Entretenu par les médias, notre « besoin viscéral » de sécurité nous incite à vivre dans le mythe d’une médecine scientifique toute puissante. Nous devons ouvrir les yeux sur ses erreurs et ses échecs, car une critique de la médecine actuelle peut conduire à des changements bénéfiques. Dans les années 80, les chercheurs nous promettaient des résultats magnifiques : la guérison prochaine de la majorité des cancers et une victoire définitive sur toutes les maladies infectieuses. Au début de l’épidémie de SIDA, les chercheurs promettaient un vaccin dans un délai de 5 ans.
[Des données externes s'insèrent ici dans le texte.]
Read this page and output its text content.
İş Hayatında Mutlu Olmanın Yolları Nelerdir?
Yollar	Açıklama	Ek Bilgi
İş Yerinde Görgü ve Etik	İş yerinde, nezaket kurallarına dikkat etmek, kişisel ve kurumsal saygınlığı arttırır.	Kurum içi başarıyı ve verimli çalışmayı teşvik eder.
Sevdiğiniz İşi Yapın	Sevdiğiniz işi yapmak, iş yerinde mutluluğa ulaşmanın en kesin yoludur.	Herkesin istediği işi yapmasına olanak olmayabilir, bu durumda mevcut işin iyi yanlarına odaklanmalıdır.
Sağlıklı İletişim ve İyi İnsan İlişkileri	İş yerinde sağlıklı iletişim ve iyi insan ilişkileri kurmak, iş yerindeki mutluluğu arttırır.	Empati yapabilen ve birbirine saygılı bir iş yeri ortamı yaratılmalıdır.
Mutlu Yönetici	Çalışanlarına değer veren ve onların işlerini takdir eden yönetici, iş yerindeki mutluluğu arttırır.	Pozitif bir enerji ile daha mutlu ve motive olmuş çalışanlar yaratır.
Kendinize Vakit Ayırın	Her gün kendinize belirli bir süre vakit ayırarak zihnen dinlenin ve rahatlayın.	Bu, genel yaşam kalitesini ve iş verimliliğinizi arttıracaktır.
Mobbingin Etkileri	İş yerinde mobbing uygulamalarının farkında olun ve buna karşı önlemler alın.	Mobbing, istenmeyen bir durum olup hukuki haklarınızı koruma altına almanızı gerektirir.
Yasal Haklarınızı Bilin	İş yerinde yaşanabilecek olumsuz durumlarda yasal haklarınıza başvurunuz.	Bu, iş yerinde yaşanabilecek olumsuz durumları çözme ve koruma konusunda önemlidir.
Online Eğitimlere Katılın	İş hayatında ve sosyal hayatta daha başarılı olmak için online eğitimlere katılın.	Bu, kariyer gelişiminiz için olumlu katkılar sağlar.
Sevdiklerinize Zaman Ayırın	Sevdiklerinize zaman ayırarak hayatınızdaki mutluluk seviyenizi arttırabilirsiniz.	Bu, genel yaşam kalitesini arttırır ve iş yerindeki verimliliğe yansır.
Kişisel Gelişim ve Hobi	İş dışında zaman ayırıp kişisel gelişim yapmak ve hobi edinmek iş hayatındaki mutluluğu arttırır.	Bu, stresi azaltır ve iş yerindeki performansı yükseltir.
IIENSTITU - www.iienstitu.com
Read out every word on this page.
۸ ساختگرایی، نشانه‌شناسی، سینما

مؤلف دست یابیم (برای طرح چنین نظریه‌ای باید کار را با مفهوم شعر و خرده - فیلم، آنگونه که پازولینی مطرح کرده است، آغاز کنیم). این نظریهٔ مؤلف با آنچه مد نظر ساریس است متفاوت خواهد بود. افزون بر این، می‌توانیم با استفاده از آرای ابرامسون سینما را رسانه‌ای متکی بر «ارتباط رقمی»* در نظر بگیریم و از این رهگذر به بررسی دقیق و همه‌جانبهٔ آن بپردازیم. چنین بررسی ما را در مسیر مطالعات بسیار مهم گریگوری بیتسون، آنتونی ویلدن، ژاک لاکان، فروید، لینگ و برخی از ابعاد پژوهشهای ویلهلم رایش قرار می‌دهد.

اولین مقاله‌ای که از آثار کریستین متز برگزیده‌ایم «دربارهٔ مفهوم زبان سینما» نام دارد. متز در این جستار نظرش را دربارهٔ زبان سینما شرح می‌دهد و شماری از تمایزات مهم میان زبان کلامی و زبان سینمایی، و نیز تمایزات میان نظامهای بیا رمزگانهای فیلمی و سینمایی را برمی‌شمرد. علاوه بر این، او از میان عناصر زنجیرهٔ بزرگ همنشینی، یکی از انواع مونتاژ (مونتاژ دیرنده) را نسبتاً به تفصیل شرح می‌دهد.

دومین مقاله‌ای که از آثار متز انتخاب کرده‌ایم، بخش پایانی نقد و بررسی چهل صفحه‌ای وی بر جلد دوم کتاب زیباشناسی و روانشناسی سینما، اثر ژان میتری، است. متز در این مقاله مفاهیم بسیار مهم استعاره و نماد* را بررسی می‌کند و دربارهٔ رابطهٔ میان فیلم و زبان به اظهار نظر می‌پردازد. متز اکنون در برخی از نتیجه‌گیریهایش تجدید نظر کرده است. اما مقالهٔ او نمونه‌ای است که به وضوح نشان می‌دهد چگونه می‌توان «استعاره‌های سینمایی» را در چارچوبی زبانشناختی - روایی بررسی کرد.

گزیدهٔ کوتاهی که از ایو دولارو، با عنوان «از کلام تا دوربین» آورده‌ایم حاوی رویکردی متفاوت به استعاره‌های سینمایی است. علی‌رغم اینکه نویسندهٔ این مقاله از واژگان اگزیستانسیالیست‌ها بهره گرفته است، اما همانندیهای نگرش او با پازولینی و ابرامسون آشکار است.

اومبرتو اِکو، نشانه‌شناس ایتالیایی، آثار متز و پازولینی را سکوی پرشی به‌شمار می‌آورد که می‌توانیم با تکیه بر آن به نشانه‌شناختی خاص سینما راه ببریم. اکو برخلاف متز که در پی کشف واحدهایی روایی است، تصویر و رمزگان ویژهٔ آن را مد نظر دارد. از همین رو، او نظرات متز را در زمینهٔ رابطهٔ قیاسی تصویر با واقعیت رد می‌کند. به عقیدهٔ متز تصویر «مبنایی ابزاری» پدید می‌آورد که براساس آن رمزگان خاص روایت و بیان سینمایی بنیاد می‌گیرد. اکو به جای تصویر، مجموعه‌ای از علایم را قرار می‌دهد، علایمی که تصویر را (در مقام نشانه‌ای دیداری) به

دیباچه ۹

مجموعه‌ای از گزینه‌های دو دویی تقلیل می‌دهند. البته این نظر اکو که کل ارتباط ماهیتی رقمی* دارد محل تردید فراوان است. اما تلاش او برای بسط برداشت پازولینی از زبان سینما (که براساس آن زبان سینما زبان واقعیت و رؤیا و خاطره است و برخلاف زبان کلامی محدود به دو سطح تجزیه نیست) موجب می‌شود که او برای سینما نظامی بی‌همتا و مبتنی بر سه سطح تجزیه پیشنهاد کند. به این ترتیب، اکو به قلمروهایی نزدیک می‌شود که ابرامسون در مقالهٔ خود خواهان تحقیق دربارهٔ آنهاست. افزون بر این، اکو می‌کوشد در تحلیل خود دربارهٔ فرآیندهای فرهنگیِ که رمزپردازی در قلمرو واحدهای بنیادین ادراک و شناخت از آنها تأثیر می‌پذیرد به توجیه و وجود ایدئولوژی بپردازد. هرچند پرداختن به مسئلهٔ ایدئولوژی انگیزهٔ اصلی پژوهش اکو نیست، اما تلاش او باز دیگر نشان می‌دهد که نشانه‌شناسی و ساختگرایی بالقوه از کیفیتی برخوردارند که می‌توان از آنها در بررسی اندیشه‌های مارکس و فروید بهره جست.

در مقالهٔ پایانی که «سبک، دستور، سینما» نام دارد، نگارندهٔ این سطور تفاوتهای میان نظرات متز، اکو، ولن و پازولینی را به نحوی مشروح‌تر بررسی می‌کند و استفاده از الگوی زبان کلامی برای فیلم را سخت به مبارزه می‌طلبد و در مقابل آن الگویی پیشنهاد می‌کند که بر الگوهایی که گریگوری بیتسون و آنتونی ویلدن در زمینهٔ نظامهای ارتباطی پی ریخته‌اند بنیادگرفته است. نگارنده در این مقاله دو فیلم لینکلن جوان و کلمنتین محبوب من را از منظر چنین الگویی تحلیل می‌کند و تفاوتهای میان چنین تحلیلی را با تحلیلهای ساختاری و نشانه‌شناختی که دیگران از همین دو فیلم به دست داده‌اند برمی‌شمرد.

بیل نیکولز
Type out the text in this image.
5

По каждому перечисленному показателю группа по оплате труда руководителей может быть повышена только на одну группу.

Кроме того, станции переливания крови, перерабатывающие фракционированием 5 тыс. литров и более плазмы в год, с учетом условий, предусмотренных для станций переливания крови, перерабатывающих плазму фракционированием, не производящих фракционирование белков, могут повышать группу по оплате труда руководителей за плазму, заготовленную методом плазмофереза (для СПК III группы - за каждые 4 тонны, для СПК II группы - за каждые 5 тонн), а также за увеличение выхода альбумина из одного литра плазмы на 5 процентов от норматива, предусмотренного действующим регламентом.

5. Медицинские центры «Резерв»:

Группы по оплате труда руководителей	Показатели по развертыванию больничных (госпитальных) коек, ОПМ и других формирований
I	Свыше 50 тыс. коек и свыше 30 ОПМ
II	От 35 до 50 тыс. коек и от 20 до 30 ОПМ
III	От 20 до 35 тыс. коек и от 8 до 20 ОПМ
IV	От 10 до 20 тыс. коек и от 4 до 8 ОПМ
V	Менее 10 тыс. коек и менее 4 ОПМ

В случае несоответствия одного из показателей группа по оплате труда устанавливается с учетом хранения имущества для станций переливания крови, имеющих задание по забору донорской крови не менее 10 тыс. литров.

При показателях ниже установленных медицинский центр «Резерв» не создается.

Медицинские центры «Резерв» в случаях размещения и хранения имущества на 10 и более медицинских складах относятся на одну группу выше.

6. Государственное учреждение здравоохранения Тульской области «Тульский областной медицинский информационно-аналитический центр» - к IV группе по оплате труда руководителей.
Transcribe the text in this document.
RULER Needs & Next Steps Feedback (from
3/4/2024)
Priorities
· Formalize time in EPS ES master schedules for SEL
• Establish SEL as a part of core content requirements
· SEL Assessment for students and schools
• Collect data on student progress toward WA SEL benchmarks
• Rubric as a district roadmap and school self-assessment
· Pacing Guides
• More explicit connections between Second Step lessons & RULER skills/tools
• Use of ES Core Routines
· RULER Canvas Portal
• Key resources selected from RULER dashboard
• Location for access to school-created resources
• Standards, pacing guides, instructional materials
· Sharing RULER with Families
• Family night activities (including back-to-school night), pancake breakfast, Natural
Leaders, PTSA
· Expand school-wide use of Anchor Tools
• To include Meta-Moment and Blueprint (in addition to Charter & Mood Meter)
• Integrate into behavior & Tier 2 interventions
Tous ces défis n’ont comme support, que la découverte et l’utilisation des médicaments.
Aujourd’hui, pas un mois ne s’écoule sans que l’on découvre, après leur commercialisation, la dangerosité de médicaments récents, le manque de transparence et l’insuffisance des expérimentations [11]. Dans tous les pays, les laboratoires pharmaceutiques sont juridiquement tenus de tester leurs médicaments sur des volontaires sains et malades avant de les mettre sur le marché. Ces essais cliniques permettent en général de déterminer le niveau d’efficacité d’un médicament contre une maladie donnée et ses effets nocifs potentiels. Néanmoins, ils ne donnent pas d’indications pour des populations plus importantes, sur lesquelles il n’y a pas eu d’essais et dont les caractéristiques peuvent différer de celles du groupe testé : âge, sexe, état de santé ou origine ethnique. Pour tout médicament, la surveillance de la sécurité ne prend pas fin au stade de la fabrication. Elle doit se prolonger par un suivi étroit des malades et la collecte de nouvelles données scientifiques. C’est ce qu’on appelle la pharmacovigilance et son efficacité au niveau national dépend directement de la participation active des professionnels de la santé. Les professionnels de santé (médecins, pharmaciens, infirmiers, dentistes, etc.) sont les mieux placés pour notifier les suspicions d’effets indésirables dans le cadre de leurs activités quotidiennes de soins. Ils doivent notifier ces effets indésirables même s’ils ont un doute sur la relation effective entre le médicament pris et ces effets. Les différences entre pharmacovigilance et iatrogénie médicamenteuse ne sont pas toujours bien comprises par les professionnels de santé. Du fait du profil de risque particulier des médicaments qu’ils utilisent, les oncologues ont une bonne habitude de la lutte contre l’iatrogénie médicamenteuse, mais ils envisagent rarement l’activité de pharmacovigilance dans sa dimension de santé publique, d’amélioration de l’offre de soins. Pourtant, l’évolution des thérapeutiques en cancérologie permet d’envisager un intérêt croissant pour la pharmacovigilance. L’analyse du rapport bénéfice-risque des nouvelles molécules de la thérapeutique cancérologique dans le cadre des essais cliniques se rapproche de celle des médicaments classiques.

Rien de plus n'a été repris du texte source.